People that admire you, for certain things, will tear you down for those things because they lowkey admire it. Say you have amazing lashes, and there's this one girl who always picks on your lashes. That's because she feels like you look amazing with them on and she wishes she can pull that look off like how you do. But instead of being a nice person, and letting you know how beautiful your lashes are. She's going to tell you the opposite, so you can feel bad and insecure about it, due to her own projections about herself. She feels like she doesn't look good in lashes, and sees that you look amazing in them and it's triggering her that it looks good on you because she wishes it looked good on her.


This is admiration, and I wouldn't take anything literal. I would take mean, backward, and backhanded compliments, as a compliment. You know that haters have to move a certain way, so they feel like they're not hating on you but in reality if you know the game. You know that they are a hater, and what they say shouldn't affect you.


Other peoples words should never define you, other people's point of view shouldn't define your worth. People's words are literally a reflection of how they feel about themselves. People are unhappy, so they feel more free from their insecurities and problems by making someone feel as low as them. You have to continue to be a light. Kill them with kindness. Do not react. Do not respond, and if you do. Be nice. What's amazing to me, is when people try to attack you and you don't get out of character for those that wants you to get out of character so badly, because so many people have this fake image of you and how they want you to be in their heads.


That is not your problem, or responsibility.


Most of the time, being a mean girl results in huge karma. People think their actions won't get a consequences. But it will, I never felt the need to talk about someone because it does nothing besides waste time, and energy. I also believe that God is watching at all times, and when you are spreading hate, hate will continue to be your life. You will be surrounded by people who hate on you, just like how you hate on them. Life is a huge mirror, and how you treat others, is how others will treat you.


This is why I spend my time being nice and loving, because honestly it takes less energy to be nice, and to throw a nice compliment at someone. You might not even know that it makes their entire day. You do not know what people are going through, so your mean negative words can be the last straw for them to end it all. Please spread kindness and love because most people lack love, more than they lack hate. Most people aren't surrounded by love! It's my goal to be that one person to always be kind and genuine. You are my neighbor. We may not be friends, but we are God's creation. So when you're being mean, you're being mean to another one of God's children.
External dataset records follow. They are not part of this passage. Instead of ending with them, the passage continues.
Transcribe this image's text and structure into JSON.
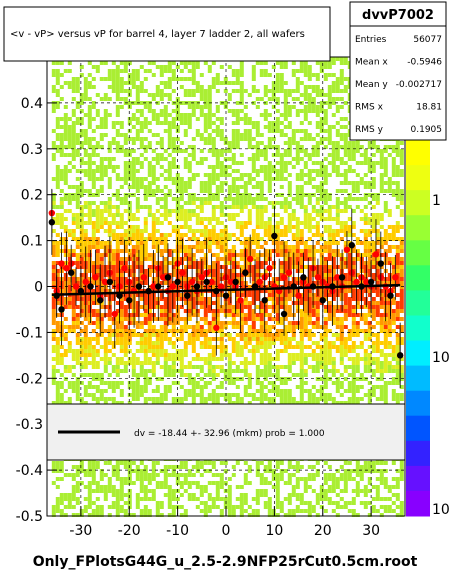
{
  "chart_data": {
    "type": "scatter",
    "title": "<v - vP>       versus   vP for barrel 4, layer 7 ladder 2, all wafers",
    "xlabel": "",
    "ylabel": "",
    "xlim": [
      -37,
      37
    ],
    "ylim": [
      -0.5,
      0.5
    ],
    "x_ticks": [
      -30,
      -20,
      -10,
      0,
      10,
      20,
      30
    ],
    "y_ticks": [
      -0.5,
      -0.4,
      -0.3,
      -0.2,
      -0.1,
      0,
      0.1,
      0.2,
      0.3,
      0.4
    ],
    "y_tick_labels": [
      "-0.5",
      "-0.4",
      "-0.3",
      "-0.2",
      "-0.1",
      "0",
      "0.1",
      "0.2",
      "0.3",
      "0.4"
    ],
    "grid": true,
    "colz_labels": [
      "1",
      "10",
      "10"
    ],
    "stats": {
      "name": "dvvP7002",
      "rows": [
        {
          "label": "Entries",
          "value": "56077"
        },
        {
          "label": "Mean x",
          "value": "-0.5946"
        },
        {
          "label": "Mean y",
          "value": "-0.002717"
        },
        {
          "label": "RMS x",
          "value": "18.81"
        },
        {
          "label": "RMS y",
          "value": "0.1905"
        }
      ]
    },
    "fit_legend": "dv =  -18.44 +- 32.96 (mkm) prob = 1.000",
    "fit_line": {
      "x": [
        -36,
        36
      ],
      "y": [
        -0.018,
        0.003
      ]
    },
    "series": [
      {
        "marker": "red-dots",
        "x": [
          -36,
          -35,
          -34,
          -33,
          -32,
          -31,
          -30,
          -29,
          -28,
          -27,
          -26,
          -25,
          -24,
          -23,
          -22,
          -21,
          -20,
          -19,
          -18,
          -17,
          -16,
          -15,
          -14,
          -13,
          -12,
          -11,
          -10,
          -9,
          -8,
          -7,
          -6,
          -5,
          -4,
          -3,
          -2,
          -1,
          0,
          1,
          2,
          3,
          4,
          5,
          6,
          7,
          8,
          9,
          10,
          11,
          12,
          13,
          14,
          15,
          16,
          17,
          18,
          19,
          20,
          21,
          22,
          23,
          24,
          25,
          26,
          27,
          28,
          29,
          30,
          31,
          32,
          33,
          34,
          35,
          36
        ],
        "y": [
          0.16,
          -0.01,
          0.05,
          0.04,
          0.05,
          0.0,
          -0.01,
          0.01,
          0.0,
          0.02,
          -0.02,
          0.01,
          0.03,
          -0.06,
          0.0,
          0.04,
          0.01,
          -0.01,
          0.0,
          0.02,
          -0.01,
          0.0,
          0.04,
          0.02,
          -0.01,
          0.0,
          0.05,
          0.03,
          0.0,
          0.01,
          -0.01,
          0.02,
          0.03,
          0.01,
          -0.09,
          0.0,
          0.02,
          0.01,
          0.0,
          -0.03,
          0.03,
          0.06,
          0.0,
          0.01,
          0.02,
          0.04,
          0.0,
          -0.01,
          0.02,
          0.03,
          0.0,
          -0.02,
          0.01,
          0.0,
          0.04,
          0.02,
          0.01,
          0.0,
          -0.01,
          0.02,
          0.0,
          0.08,
          0.03,
          0.01,
          0.02,
          0.01,
          0.0,
          0.07,
          0.02,
          0.0,
          -0.01,
          0.02,
          -0.15
        ]
      },
      {
        "marker": "black-dots",
        "x": [
          -36,
          -35,
          -34,
          -32,
          -30,
          -28,
          -26,
          -24,
          -22,
          -20,
          -18,
          -16,
          -14,
          -12,
          -10,
          -8,
          -6,
          -4,
          -2,
          0,
          2,
          4,
          6,
          8,
          10,
          12,
          14,
          16,
          18,
          20,
          22,
          24,
          26,
          28,
          30,
          32,
          34,
          36
        ],
        "y": [
          0.14,
          -0.02,
          -0.05,
          0.03,
          -0.01,
          0.0,
          -0.03,
          0.01,
          -0.02,
          -0.03,
          0.0,
          -0.01,
          0.0,
          0.02,
          0.01,
          -0.02,
          0.0,
          0.01,
          -0.01,
          -0.02,
          0.01,
          0.03,
          0.0,
          -0.03,
          0.11,
          -0.06,
          0.0,
          0.02,
          0.0,
          -0.03,
          0.0,
          0.02,
          0.09,
          0.0,
          0.01,
          0.05,
          -0.02,
          -0.15
        ]
      }
    ]
  },
  "footer": {
    "filename": "Only_FPlotsG44G_u_2.5-2.9NFP25rCut0.5cm.root"
  }
}
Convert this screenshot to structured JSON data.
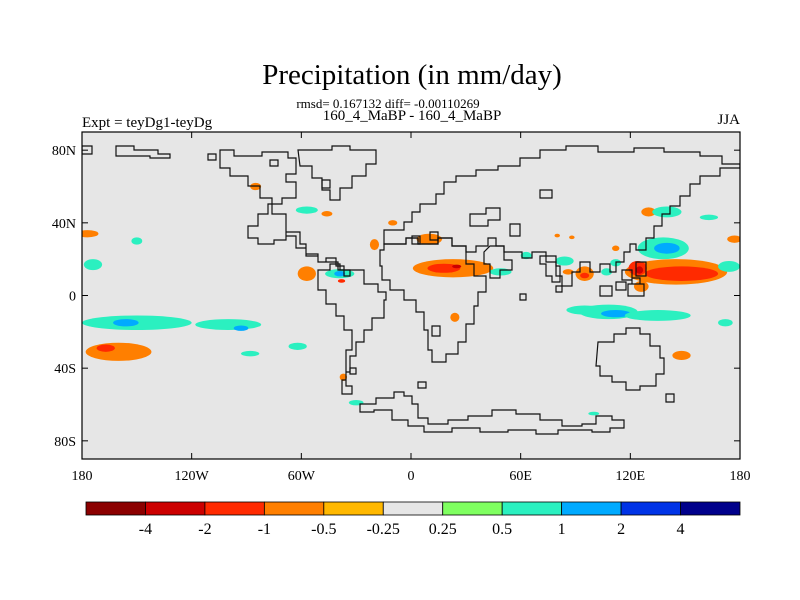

I wouldn't want to hurt God's creation. God has made everyone special in their own way. Regardless, if you can see that or not. Everyone deserves to be loved. Everyone deserves a nice friend. No one deserves to be talked about in a negative way. No one deserves to feel unlovable. No one deserves to feel alone. And when you're bullying another person, you are bringing another soul down, and that to me is disgusting.


Love your neighbors, love your people. And most importantly, LOVE YOURSELF.


If you don't love yourself, that's what makes it easier to not love or care about others and their feelings.